Bu travmaları, toplumsal dayanışma, iyi dostluk,ve arkadaşlıklar olumlu etkiler ve birlikte atlatiriz. Meselenin para kazanmaktan çok dayanışma olduğu söylenirken, bir arada bulunmak zorundayız denildi.
Bizim toplumumuz birbirini dinlemiyor, komşuluk sosyal ilişkiler önemli.Tekrar etmekte fayda var, bir arada bulunmak zorundayız.
Kürtler sadece kendileri için değil,tüm dum dünya için mücadele ediyor denildi.
Sağlıkta prensip konusunda , “birey bedeninden sorumludur” ve hastanın söylediğine göre davranmak zorundayız, ve doktor hasta ilişkisinde güvenin çok önemli olduğu söylendi.
Psikolojik rahatsızlıklarda, çevresel faktörlerin 1.Derece de etkili olduğu söylendi.
Bilimi kapitalist sektör kendine kullanırken burada bilimin nasıl kullanıldığının önemini de görüyoruz denildi.
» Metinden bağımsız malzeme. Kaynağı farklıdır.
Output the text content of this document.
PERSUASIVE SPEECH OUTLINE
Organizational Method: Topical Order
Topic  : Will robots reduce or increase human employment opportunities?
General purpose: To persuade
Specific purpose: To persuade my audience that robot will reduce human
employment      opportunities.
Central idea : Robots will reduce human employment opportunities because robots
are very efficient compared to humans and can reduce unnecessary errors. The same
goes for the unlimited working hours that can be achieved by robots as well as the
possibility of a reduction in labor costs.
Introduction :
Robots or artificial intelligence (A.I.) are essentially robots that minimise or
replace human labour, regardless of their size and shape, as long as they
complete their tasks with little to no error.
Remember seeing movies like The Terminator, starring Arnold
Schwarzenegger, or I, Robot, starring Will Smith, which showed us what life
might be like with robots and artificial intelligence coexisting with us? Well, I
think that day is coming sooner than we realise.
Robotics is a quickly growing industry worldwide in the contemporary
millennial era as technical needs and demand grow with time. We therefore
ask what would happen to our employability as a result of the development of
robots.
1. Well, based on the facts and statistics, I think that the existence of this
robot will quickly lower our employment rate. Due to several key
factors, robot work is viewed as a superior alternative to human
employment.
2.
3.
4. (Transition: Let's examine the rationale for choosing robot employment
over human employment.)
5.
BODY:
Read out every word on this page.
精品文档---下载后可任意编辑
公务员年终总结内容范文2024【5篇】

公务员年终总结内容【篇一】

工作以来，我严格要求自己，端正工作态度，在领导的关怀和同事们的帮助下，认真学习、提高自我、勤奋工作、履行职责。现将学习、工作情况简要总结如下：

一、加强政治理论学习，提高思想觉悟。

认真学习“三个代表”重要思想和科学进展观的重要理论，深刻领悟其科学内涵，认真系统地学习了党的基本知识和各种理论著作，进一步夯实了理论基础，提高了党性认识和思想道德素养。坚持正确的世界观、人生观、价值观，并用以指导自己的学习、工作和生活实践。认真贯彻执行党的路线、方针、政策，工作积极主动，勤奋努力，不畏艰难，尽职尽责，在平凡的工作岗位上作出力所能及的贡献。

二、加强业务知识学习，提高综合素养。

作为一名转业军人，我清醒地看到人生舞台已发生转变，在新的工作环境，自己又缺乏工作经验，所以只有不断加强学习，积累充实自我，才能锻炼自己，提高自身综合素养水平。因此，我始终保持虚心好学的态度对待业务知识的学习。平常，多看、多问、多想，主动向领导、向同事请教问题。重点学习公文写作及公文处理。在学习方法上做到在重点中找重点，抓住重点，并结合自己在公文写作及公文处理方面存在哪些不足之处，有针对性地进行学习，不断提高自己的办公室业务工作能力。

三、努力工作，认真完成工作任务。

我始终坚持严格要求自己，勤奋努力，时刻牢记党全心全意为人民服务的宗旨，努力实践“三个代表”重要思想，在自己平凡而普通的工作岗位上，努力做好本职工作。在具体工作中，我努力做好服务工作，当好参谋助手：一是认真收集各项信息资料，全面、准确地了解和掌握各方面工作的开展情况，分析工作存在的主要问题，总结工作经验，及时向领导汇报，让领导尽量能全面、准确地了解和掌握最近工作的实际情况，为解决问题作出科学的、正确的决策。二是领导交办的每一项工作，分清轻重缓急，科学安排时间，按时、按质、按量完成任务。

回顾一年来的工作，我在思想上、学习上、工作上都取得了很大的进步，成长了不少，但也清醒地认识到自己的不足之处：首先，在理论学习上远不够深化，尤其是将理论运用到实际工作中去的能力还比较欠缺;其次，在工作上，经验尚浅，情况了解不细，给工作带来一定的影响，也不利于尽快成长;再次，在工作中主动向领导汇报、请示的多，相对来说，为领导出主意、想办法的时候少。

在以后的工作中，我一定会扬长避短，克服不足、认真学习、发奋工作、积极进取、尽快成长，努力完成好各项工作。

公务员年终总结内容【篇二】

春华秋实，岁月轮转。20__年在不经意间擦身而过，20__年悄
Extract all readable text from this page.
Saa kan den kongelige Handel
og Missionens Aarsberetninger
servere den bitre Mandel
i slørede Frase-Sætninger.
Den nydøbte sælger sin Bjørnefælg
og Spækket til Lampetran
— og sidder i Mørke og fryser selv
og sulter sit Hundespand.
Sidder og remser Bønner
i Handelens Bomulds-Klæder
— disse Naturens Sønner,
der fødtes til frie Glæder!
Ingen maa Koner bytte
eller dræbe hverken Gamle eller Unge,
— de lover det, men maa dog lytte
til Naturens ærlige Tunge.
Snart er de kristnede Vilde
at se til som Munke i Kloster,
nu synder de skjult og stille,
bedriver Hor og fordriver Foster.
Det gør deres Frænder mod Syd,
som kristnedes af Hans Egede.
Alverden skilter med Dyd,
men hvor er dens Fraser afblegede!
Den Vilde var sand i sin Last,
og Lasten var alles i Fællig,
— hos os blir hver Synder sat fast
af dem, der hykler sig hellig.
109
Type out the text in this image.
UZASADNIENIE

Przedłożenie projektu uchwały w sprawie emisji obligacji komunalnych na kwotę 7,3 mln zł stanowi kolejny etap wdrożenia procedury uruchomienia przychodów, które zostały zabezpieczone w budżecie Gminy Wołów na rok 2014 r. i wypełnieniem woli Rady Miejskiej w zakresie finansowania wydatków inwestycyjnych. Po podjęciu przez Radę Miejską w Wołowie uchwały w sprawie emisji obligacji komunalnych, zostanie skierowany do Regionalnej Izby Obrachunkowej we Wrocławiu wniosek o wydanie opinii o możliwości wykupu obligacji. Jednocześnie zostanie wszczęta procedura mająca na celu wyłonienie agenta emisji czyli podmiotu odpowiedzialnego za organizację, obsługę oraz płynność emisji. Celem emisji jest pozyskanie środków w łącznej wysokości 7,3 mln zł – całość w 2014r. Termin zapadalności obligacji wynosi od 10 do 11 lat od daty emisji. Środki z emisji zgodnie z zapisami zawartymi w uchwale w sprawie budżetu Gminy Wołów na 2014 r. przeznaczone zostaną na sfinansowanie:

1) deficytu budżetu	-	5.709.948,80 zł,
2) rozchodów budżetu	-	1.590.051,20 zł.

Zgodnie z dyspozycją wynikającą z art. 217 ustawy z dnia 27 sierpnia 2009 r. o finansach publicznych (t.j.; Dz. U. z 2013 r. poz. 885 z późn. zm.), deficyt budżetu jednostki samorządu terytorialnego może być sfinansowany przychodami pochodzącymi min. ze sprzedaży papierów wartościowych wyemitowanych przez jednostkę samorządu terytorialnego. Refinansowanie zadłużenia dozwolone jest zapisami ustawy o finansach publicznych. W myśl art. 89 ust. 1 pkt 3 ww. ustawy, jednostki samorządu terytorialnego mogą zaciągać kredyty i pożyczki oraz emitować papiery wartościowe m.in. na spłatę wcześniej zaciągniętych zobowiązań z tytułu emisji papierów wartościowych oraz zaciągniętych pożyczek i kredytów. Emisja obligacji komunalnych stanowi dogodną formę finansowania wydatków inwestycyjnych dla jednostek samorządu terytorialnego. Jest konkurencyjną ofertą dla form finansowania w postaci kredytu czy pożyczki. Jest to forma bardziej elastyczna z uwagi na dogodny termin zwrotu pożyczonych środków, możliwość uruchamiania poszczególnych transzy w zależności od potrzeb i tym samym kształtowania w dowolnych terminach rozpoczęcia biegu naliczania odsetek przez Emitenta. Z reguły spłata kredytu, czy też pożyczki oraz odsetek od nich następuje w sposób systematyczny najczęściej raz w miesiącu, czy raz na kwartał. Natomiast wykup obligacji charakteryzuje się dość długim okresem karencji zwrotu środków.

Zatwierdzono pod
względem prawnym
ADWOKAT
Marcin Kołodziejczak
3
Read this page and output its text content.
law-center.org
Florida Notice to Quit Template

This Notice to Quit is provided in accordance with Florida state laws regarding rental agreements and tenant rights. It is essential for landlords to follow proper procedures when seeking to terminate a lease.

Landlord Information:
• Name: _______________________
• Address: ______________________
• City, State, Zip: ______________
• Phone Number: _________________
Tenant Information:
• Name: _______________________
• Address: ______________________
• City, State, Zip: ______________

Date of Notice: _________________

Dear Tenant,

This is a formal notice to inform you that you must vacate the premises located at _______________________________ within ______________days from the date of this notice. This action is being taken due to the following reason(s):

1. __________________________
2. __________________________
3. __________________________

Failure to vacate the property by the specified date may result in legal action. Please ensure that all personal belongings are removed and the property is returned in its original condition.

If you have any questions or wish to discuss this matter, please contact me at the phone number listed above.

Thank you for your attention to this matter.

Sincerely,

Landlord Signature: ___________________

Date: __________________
Tıp insan ömrünü uzatıyor, denilerek, başkalarına bakmadan kendimizi eğitmeliyiz, çözüm biziz denildi.Ve bilinçli ve eğitimli toplum yaratmak en önemli görevimiz denildi.Türkiyeli doktorlar hatasız ve insanca davranıyor mu, güvenebilir miyiz sorusuna , hatasız ve insanca davranıyorlar yanıtı verildi.Doktorlarin ezici cogunlugunun insani ve demokratik hakların bilincinde oldugu söylendi.Yasanan saglik sorunlarindan, dünya kapitalist sisteminin sorumlu oldugu, savaşsız daha özgür ve adil paylaşımcı bir dünyada saglik sorunlarinin daha az yasanacagi belirtilirken, baris mücadelesine ısrarla devam etmenin saglikli toplumlari yaratacagi söylendi, Türkileli toplum ve Kürt toplumunun böylesi seminerlerle sürekli bilgilendirilmesinin önemi vurgulandı.
Kürtçe Türkçe yapılan sağlık seminerinde, Sosyolog Yunus Öztürk’de Kürtçe çeviri yapti …
NCM (Mezopotamya Kültür Merkezi) Kültür ve Eğitim Seminerleri Bünyesinde, ayda bir Uzman Doktorlar.ile seminerlerin devam edeceği söylenerek toplantı sona erdirildi…
Mannheim , Mezopotamya Kültür Merkezinde ilk defa yapılan sağlık seminerine katılımcıların ilgisi sorularıyla kendini gösterirken önümüzdeki benzer etkinlik ve seminerlerine ilginin yüksek olacağınıza gösterdi.